A partir des études statistiques, les spécialistes estiment que lorsque les capitaux propres représentent les deux tiers (2/3) du total des ressources, la capacité d'endettement et la solvabilité de l'entreprise sont très grandes, lorsqu'ils en représentent plus de la moitié, elles sont satisfaisantes ; par contre, en deçà, la situation de l'entreprise mérite une étude approfondie et il est conseillé aux prêteurs de demander des garanties16(*).

Lorsque les capitaux propres ne dépassent pas le tiers des ressources totales, la situation financière de l'entreprise peut devenir délicate et certaines banques pensent qu'il est imprudent de lui prêter des capitaux à long terme sans exiger d'elle d'augmenter ses fonds propres.

De façon traditionnelle, l'entreprise dont les capitaux propres sont inférieurs à l'endettement à moyen et long terme apparaît déjà très endettée. Un certain rapport entre les fonds propres (F.P) et l'endettement (E.T) doit être observé :

F.P = 40

E.T 60

Le prêteur à long terme devra s'enquérir de l'utilisation des fonds qui lui sont qui lui sont réclamés, l'entreprise devra lui fournir un plan de l'investissement et de financement sur trois à cinq ans en termes de besoins et de ressources. Il pourra tester la cohérence de ces prévisions en établissant le tableau des emplois et des ressources (TAFIRE) des deux et trois dernières années.

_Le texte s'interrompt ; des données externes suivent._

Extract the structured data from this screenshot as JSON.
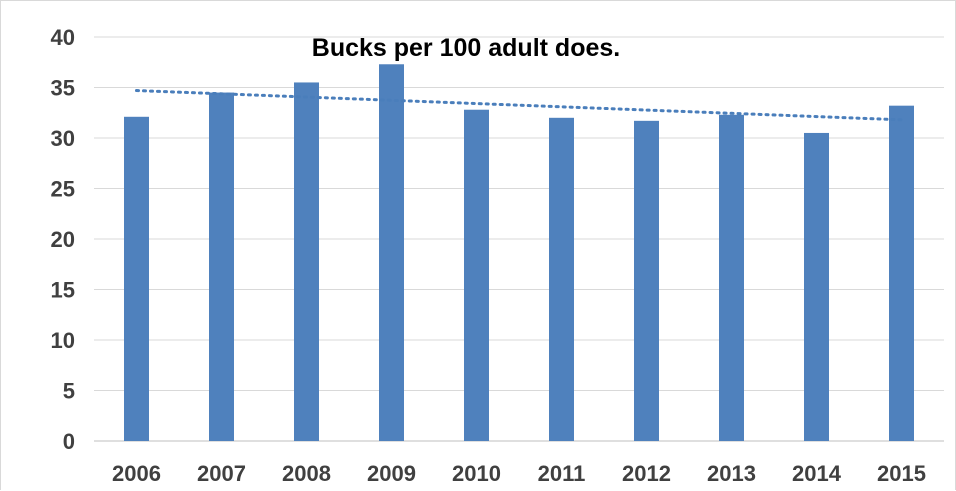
{
  "chart_data": {
    "type": "bar",
    "title": "Bucks per 100 adult does.",
    "xlabel": "",
    "ylabel": "",
    "categories": [
      "2006",
      "2007",
      "2008",
      "2009",
      "2010",
      "2011",
      "2012",
      "2013",
      "2014",
      "2015"
    ],
    "values": [
      32.1,
      34.5,
      35.5,
      37.3,
      32.8,
      32.0,
      31.7,
      32.3,
      30.5,
      33.2
    ],
    "ylim": [
      0,
      40
    ],
    "yticks": [
      "0",
      "5",
      "10",
      "15",
      "20",
      "25",
      "30",
      "35",
      "40"
    ],
    "grid": true,
    "legend": "none",
    "trendline": {
      "style": "dotted linear",
      "start": 34.7,
      "end": 31.8
    },
    "bar_color": "#4f81bd",
    "trend_color": "#4a7ebb"
  }
}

* 14 Capacité de pouvoir régler ses dettes , aptitude à assurer une dépense.

* 15 R. LAVAUD (1985), « Comment mener une analyse financière », 3e édition, DUNOD Entreprise, p. 176-189. Savoir apprécier la situation financière d'une entreprise, quelle que soit sa taille ; établir le bulletin de santé d'une société en fondant le diagnostic sur une étude documentée et non sur de simples intuitions ; faire un pronostic sur l'évolution future de la situation financière d'une entreprise dont on est actionnaire, prêteur ou salarié, tels sont les objectifs de toute analyse financière permettant de répondre aux questions suivantes : où trouver les informations indispensables ? Comment les traiter ? Quelle méthode adopter pour travailler dans une optique prospective et non dans une optique purement historique.

* 16 L. BERNET-ROLLANDE (2004), Principes de technique bancaire, 23e édition, DUNOD, Paris, pp. 128-131.

Lorsque le banquier accorde des crédits, il le fait en grande partie avec des fonds qui ne lui appartiennent pas. Il doit être prudent dans la gestion des fonds qui lui sont confiés et souvent conforter sa situation de créancier en prenant des garanties appelées encore sûretés. On peut distinguer les garanties personnelles (cautionnement et aval) et les garanties réelles (droit de rétention, nantissement, hypothèque, privilèges.